Points clés
- La responsabilité liée aux vulnérabilités applicatives engage l'organisation qui a développé ou déployé l'application — pas seulement celle qui l'exploite.
- Les éditeurs de logiciels sont de plus en plus soumis à des obligations de sécurité : NIS2 impose des exigences sur la sécurité des produits mis sur le marché.
- La notion de "fitness for purpose" en droit des contrats s'étend progressivement à la sécurité : une application vendue comme sécurisée engage la responsabilité de l'éditeur si des vulnérabilités connues n'ont pas été corrigées.
- La traçabilité du cycle de développement (SBOM, journaux de build, résultats des tests) est un actif de conformité et de responsabilité légale.
La responsabilité de l'éditeur et du développeur
La responsabilité liée à une vulnérabilité applicative peut engager plusieurs acteurs selon la nature du développement. Pour une application développée en interne, la responsabilité est partagée entre l'équipe de développement (qui a introduit la vulnérabilité) et la direction (qui a alloué les ressources et défini les priorités). Pour une application achetée ou SaaS, la responsabilité de l'éditeur est engagée selon les termes contractuels (SLA de sécurité, obligations de patch management) et selon les représentations faites sur la sécurité du produit lors de la vente.
La distinction entre "nous n'avons pas pu anticiper cette vulnérabilité" (vulnérabilité zero-day) et "nous avons déployé un produit avec une vulnérabilité connue non corrigée" (CVE publiée, non patchée) est centrale dans l'engagement de responsabilité. La seconde situation est de plus en plus difficile à défendre face aux régulateurs et aux tribunaux.

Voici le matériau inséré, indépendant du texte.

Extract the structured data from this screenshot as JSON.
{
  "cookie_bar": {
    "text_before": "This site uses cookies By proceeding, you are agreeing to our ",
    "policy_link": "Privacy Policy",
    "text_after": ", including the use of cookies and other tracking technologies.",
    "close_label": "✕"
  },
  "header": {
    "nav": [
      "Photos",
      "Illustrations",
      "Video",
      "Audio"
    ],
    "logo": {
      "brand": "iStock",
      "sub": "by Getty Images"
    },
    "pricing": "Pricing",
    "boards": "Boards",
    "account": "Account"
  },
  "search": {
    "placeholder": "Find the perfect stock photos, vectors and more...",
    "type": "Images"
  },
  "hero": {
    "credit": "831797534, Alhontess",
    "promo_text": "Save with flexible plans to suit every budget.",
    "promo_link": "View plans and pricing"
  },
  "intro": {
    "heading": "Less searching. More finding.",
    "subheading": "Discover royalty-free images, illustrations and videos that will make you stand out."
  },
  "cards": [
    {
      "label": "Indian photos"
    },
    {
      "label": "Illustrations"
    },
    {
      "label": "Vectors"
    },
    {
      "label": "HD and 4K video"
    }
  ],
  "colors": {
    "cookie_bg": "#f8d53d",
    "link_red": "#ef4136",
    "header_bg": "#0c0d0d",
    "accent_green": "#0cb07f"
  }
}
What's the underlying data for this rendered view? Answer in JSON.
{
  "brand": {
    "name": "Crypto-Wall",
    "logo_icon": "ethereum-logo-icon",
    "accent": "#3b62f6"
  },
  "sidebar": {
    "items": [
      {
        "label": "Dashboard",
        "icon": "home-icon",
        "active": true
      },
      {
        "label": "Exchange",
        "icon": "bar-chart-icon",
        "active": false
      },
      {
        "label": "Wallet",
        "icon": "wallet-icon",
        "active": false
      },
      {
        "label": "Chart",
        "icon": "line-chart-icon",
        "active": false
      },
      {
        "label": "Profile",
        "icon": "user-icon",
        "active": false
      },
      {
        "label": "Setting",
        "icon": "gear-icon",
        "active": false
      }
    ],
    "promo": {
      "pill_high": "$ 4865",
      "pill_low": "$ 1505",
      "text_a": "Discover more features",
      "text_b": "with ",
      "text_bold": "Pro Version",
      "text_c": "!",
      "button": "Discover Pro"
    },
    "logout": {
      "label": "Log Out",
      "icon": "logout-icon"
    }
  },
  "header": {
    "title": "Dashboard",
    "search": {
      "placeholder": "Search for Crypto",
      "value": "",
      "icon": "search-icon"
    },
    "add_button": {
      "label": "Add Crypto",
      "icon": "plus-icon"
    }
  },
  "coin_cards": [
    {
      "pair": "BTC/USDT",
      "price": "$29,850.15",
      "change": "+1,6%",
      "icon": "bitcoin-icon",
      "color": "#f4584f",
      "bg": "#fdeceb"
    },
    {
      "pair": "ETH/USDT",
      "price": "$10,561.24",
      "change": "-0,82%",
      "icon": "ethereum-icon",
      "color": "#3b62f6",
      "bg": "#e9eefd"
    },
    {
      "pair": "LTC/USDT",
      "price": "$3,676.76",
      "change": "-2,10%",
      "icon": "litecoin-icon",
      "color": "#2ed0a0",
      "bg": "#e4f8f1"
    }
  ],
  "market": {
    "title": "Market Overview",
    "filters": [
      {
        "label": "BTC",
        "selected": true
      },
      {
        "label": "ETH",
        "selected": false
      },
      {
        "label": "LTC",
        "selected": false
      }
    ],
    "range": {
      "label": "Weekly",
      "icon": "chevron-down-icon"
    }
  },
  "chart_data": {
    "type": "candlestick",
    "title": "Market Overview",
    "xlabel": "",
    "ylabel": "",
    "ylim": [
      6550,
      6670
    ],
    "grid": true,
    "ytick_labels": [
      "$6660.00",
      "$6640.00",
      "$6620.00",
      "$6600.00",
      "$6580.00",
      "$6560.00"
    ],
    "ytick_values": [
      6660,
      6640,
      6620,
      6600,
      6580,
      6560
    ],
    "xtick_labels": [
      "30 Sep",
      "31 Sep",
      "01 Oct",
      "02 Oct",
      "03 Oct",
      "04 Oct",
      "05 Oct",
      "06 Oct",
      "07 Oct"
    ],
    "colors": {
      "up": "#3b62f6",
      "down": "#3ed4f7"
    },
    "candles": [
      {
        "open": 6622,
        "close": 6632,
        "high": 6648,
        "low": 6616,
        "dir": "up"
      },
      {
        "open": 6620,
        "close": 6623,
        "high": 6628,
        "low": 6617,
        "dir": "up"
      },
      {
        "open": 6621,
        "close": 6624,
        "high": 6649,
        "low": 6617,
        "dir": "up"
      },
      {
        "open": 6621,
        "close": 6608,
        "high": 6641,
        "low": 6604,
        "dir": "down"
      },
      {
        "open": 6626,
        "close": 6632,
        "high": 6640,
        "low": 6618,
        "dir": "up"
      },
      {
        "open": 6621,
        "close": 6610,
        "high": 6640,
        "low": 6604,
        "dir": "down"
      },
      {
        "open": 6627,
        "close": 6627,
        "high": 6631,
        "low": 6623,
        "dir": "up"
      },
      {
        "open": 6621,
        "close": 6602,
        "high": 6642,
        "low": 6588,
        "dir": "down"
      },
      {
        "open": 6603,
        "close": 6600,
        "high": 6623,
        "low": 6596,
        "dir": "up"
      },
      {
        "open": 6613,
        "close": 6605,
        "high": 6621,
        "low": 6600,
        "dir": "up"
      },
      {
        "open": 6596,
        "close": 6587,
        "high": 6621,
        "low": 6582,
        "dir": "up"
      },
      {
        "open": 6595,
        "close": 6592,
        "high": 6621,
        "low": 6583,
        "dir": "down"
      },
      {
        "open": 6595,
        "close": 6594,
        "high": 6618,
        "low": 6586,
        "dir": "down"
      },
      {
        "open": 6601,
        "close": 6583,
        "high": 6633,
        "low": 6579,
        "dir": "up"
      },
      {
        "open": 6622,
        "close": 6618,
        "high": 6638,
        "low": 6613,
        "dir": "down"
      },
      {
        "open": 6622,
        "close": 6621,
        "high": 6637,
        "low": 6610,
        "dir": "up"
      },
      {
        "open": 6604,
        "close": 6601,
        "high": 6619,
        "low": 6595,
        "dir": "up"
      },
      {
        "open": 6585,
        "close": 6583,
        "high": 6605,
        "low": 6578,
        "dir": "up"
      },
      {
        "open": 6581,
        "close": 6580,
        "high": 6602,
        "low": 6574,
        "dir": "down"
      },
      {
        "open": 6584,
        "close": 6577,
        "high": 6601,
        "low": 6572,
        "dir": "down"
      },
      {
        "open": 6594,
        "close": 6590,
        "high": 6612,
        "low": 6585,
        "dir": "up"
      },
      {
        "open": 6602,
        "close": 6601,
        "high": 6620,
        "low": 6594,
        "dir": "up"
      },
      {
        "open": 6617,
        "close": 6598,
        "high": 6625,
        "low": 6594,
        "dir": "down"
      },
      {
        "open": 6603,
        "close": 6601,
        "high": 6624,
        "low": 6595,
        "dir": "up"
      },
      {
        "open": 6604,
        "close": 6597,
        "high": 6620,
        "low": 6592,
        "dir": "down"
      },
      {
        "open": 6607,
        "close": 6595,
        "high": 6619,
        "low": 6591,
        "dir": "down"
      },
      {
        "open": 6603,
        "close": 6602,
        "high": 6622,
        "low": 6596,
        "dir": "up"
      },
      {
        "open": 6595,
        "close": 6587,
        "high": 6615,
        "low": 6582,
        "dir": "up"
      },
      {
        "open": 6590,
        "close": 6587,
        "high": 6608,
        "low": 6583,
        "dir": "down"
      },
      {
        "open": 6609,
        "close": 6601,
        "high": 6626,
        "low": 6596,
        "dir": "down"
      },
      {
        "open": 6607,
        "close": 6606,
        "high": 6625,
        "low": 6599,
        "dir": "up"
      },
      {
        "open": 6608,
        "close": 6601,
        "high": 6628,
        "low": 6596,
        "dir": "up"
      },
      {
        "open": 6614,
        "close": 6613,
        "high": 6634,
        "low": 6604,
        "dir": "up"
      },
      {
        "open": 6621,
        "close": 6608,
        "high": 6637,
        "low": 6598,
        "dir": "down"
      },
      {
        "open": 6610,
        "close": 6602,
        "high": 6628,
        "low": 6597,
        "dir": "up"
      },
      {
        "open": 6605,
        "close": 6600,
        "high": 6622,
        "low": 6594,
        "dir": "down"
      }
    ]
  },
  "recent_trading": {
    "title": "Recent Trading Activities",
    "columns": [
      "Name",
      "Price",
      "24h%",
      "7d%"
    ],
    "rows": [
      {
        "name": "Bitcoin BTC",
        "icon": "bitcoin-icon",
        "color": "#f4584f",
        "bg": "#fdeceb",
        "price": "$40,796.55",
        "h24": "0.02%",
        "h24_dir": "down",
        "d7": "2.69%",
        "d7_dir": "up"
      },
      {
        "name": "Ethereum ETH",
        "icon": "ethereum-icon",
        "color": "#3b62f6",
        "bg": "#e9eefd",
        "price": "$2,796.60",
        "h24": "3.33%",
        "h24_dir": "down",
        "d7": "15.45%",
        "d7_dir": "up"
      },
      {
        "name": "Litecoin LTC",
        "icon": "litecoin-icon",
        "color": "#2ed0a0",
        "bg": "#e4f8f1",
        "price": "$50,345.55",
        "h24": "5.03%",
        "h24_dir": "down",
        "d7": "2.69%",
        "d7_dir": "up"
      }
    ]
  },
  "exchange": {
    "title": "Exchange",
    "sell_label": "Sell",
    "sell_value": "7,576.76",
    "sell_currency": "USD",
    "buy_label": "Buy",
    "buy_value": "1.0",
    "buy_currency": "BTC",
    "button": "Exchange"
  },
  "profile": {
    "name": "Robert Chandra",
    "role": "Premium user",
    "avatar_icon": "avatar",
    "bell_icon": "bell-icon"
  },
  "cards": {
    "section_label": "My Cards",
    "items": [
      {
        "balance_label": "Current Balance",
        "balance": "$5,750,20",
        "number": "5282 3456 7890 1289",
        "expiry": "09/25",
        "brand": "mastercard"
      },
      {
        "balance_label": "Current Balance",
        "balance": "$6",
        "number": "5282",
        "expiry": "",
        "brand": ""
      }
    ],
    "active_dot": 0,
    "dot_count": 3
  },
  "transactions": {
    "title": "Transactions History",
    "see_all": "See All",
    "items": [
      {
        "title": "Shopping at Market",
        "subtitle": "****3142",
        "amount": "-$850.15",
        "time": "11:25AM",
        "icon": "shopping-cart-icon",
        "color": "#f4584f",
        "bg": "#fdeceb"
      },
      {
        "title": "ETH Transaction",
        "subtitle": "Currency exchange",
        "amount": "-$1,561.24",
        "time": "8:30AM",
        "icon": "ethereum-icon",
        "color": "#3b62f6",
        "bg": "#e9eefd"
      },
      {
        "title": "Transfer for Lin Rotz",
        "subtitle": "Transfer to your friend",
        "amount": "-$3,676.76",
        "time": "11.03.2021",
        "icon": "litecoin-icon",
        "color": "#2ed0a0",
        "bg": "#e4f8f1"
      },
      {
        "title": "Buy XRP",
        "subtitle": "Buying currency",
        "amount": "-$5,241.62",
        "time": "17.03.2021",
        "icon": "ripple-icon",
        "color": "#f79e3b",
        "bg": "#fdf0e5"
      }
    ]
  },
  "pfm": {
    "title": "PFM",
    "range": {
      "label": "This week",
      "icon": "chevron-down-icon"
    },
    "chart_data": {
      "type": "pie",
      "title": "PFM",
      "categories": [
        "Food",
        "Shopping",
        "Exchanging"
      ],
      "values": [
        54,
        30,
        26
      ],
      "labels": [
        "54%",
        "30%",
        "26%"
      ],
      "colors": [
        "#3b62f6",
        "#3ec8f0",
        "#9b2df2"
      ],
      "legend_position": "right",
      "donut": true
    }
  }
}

NIS2 et la sécurité des produits logiciels
La directive NIS2 (Network and Information Security 2), entrée en vigueur en 2023, élargit le périmètre des obligations de cybersécurité à un grand nombre d'entités européennes. Elle impose notamment des exigences sur la sécurité des chaînes d'approvisionnement, ce qui inclut la sécurité des logiciels utilisés. Le Cyber Resilience Act (CRA), adopté par l'UE en 2024, va plus loin en imposant des exigences de sécurité explicites aux éditeurs de logiciels qui mettent des produits sur le marché européen — y compris des obligations de cycle de vie sécurisé, de gestion des vulnérabilités et de reporting.
Ces évolutions réglementaires transforment la sécurité applicative d'une bonne pratique en obligation légale avec des sanctions potentielles pour non-conformité. Elles impactent aussi bien les éditeurs qui vendent des logiciels que les organisations qui développent des applications à usage interne dans des secteurs couverts par NIS2.
La traçabilité du cycle de développement
La traçabilité du cycle de développement — résultats des scans SAST/DAST, SBOM (Software Bill of Materials), journaux des revues de code, rapports de tests d'intrusion, documentation des décisions d'acceptation des risques — constitue un actif de conformité et de responsabilité légale. En cas d'incident, cette traçabilité permet de démontrer que des mesures de sécurité raisonnables ont été prises, que les vulnérabilités connues ont été traitées dans des délais appropriés, et que les choix de sécurité ont fait l'objet de décisions documentées.
L'absence de cette traçabilité crée une présomption défavorable en cas de litige ou d'enquête réglementaire. Un éditeur qui ne peut pas produire les résultats de ses tests de sécurité pour un produit compromis se trouve dans une position de défense significativement plus difficile qu'un éditeur qui peut documenter l'intégralité de son programme de sécurité applicatif.
La responsabilité personnelle des dirigeants
La tendance réglementaire internationale est à l'extension de la responsabilité personnelle des dirigeants pour les défaillances de cybersécurité. La SEC a mis en cause le CISO de SolarWinds à titre personnel. La CISA américaine promeut l'accountability des dirigeants pour la cybersécurité. La directive NIS2 prévoit des sanctions administratives qui peuvent cibler les instances dirigeantes des entités essentielles. Cette évolution crée une pression spécifique sur les RSSI et les directeurs techniques pour documenter non seulement les mesures prises mais aussi les risques identifiés, les recommandations formulées, et les décisions de priorisation ou de déprioritisation prises par la direction.
Pour les développeurs et architectes, cette évolution impose une documentation rigoureuse des décisions d'architecture de sécurité et des risques résiduels acceptés — avec des signataires identifiés pour chaque décision significative.